I’m a chemical physicist who has been using python (as well as matlab and R) for a lot of different tasks over the last ~10 years, mostly for data analysis but also to automate certain tasks. I am almost completely self-taught, and though I have gotten help and tips from professors throughout the completion of my degrees, I have never really been educated in best practices when it comes to coding.

I have some friends who work as developers but have a similar academic background as I do, and through them I have become painfully aware of how bad my code is. When I write code, it simply needs to do the thing, conventions be damned. I do try to read up on the “right” way to do things, but the holes in my knowledge become pretty apparent pretty quickly.

For example, I have never written a class and I wouldn’t know why or where to start (something to do with the init method, right?). I mostly just write functions and scripts that perform the tasks that I need, plus some work with jupyter notebooks from time to time. I only recently got started with git and uploading my projects to github, just as a way to try to teach myself the workflow.

So, I would like to learn to be better. Can anyone recommend good resources for learning programming, but perhaps that are aimed at people who already know a language? It’d be nice to find a guide that assumes you already know more than a beginner. Any help would be appreciated.

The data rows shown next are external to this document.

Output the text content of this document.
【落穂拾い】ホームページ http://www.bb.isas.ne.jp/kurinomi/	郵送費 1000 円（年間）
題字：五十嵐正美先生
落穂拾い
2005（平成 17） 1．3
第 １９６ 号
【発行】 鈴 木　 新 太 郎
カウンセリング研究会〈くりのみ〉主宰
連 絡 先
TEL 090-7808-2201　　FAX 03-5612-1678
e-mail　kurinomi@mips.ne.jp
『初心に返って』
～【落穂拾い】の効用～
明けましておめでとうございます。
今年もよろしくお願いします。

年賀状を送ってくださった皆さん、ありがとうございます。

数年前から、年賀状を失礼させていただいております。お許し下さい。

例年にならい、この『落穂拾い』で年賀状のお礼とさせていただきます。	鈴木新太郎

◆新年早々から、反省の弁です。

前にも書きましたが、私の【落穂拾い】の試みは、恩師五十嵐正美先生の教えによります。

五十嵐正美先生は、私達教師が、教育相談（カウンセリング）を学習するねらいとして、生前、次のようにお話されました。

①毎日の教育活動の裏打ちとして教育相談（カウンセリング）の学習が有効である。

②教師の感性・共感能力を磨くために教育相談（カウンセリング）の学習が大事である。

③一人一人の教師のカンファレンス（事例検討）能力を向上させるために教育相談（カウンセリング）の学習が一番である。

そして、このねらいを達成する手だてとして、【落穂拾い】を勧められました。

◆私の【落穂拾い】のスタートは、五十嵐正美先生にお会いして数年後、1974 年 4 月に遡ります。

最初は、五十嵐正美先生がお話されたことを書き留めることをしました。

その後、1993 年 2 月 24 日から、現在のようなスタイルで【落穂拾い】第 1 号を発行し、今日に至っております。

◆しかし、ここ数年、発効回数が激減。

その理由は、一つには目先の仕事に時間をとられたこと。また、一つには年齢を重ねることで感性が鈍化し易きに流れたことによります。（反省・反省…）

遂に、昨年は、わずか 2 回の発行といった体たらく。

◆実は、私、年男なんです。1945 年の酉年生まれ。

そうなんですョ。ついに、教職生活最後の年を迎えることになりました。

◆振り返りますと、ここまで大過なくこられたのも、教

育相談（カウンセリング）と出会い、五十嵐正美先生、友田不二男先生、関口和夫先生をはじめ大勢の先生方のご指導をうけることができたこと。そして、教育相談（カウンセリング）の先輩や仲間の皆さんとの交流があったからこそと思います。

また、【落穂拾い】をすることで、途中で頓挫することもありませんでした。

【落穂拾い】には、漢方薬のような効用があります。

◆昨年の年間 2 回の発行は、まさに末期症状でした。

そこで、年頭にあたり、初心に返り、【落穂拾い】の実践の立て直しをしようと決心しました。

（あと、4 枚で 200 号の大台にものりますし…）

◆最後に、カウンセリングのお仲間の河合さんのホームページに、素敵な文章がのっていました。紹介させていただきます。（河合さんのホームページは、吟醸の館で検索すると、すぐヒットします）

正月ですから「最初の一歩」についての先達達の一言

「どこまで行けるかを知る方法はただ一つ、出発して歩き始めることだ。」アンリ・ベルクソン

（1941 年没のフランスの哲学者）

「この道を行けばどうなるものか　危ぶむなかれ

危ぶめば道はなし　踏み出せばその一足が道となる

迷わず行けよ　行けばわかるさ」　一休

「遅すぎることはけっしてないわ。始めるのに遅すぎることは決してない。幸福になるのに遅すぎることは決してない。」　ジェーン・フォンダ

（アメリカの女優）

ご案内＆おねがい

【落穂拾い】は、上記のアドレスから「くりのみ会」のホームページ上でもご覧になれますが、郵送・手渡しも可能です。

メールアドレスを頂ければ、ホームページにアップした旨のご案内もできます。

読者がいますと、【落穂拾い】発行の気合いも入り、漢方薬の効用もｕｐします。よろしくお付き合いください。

  • If you don’t already, use version control (git or otherwise) and try to write useful messages for yourself. 99% of the time, you won’t need them, but you’ll be thankful that 1% of the time. I’ve seen database engineers hack something together without version control and, honestly, they’d have looked far more professional if we could see recent changes when something goes wrong. It’s also great to be able to revert back to a known good state.

    Also, consider writing unit tests to prove your code does what you think it does. This is sometimes more useful for code you’ll use over and over, but you might find it helpful in complicated sections where your understanding isn’t great. Does the function output what it should or not? Start from some trivial cases and go from there.

    Lastly, what’s the nature of the code? As a developer, I have to live with my decisions for years (unless I switch jobs.) I need it to be maintainable and reusable. I also need to demonstrate this consideration to colleagues. That makes classes and modules extremely useful. If you’re frequently writing throwaway code for one-off analyses, those concepts might not be useful for you at all. I’d then focus more on correctness (tests) and efficiency. You might find your analyses can be performed far quicker if you have good knowledge about data structures and algorithms and apply them well. I’ve personally reworked code written by coworkers to be 10x more efficient with clever usage of data structures. It might be a better use of your time than learning abstractions we use for large, long-term applications.